On Wed, Jan 11, 2012 at 10:38 AM, Guy Harris <guy@xxxxxxxxxxxx> wrote:
>
> On Jan 6, 2012, at 6:15 AM, Roland Knall wrote:
>
>> Ok, let me clarify the idea. Let's for instance say, that you want to
>> have a graphical representation of the inner-workings of a
>> communication of two machines.
>
> BTW, you're not thinking of something such as what you can get from the Statistics -> Flow Graph... menu item, are you?
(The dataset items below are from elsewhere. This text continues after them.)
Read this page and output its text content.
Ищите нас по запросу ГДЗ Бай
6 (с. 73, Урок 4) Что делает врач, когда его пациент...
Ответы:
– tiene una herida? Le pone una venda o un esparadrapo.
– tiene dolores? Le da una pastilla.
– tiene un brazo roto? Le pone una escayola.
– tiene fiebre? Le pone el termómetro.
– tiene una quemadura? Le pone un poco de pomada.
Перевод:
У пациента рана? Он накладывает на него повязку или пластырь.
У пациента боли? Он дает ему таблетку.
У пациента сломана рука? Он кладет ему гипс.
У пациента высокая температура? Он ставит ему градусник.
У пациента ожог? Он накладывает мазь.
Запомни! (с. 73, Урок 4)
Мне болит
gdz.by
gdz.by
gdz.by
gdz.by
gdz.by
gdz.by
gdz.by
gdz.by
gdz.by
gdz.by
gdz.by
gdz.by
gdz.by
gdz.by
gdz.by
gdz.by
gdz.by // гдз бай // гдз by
Actually, that is kind-of what I am thinking, but this flow-diagram is
not applicable for openSAFETY or industrial-ethernet solutions in
general. Such devices use so-called bus-controllers to communicate,
behind which the network communication takes place. That leads to the
situation that often a device behind bc1 talks to other devices behind
bc2 and bc3. In the flow-diagram such communication would now appear
as single communications between bc1 and bc2/3, which does not
represent the correct message flow.

The same goes for the "Conversation List", "IO Graph" as well as the
"Endpoint List". Also, following a specific conversation could be
tricky.

The second thing is, that I want to implement a network analyzer for
openSAFETY. openSAFETY ( as many industrial-ethernet protocols ) is a
multi-stage protocol. You have a "boot"-phase, a "configuration"-phase
and a "operational"-phase. Each having their own specific
communication commands and messages. A graphical representation of the
network based on the diessected messages, as well as a graphical
representation of the network status would be a useful add-on for the
openSAFETY dissector. I am currently implementing some sort of tool
for this using wireshark, but it is very openSAFETY specific, and I
would prefer a more generic approach. And I have some hopes, that with
a good plugin mechanism this could be solved using the Qt solution.
Otherwise I would implement it using just the dissection engine and as
a stand-alone tool, but that would also mean, that I would have to
manage distribution, updates, review, ... and with a generic approach
in wireshark this could be taken of my hands.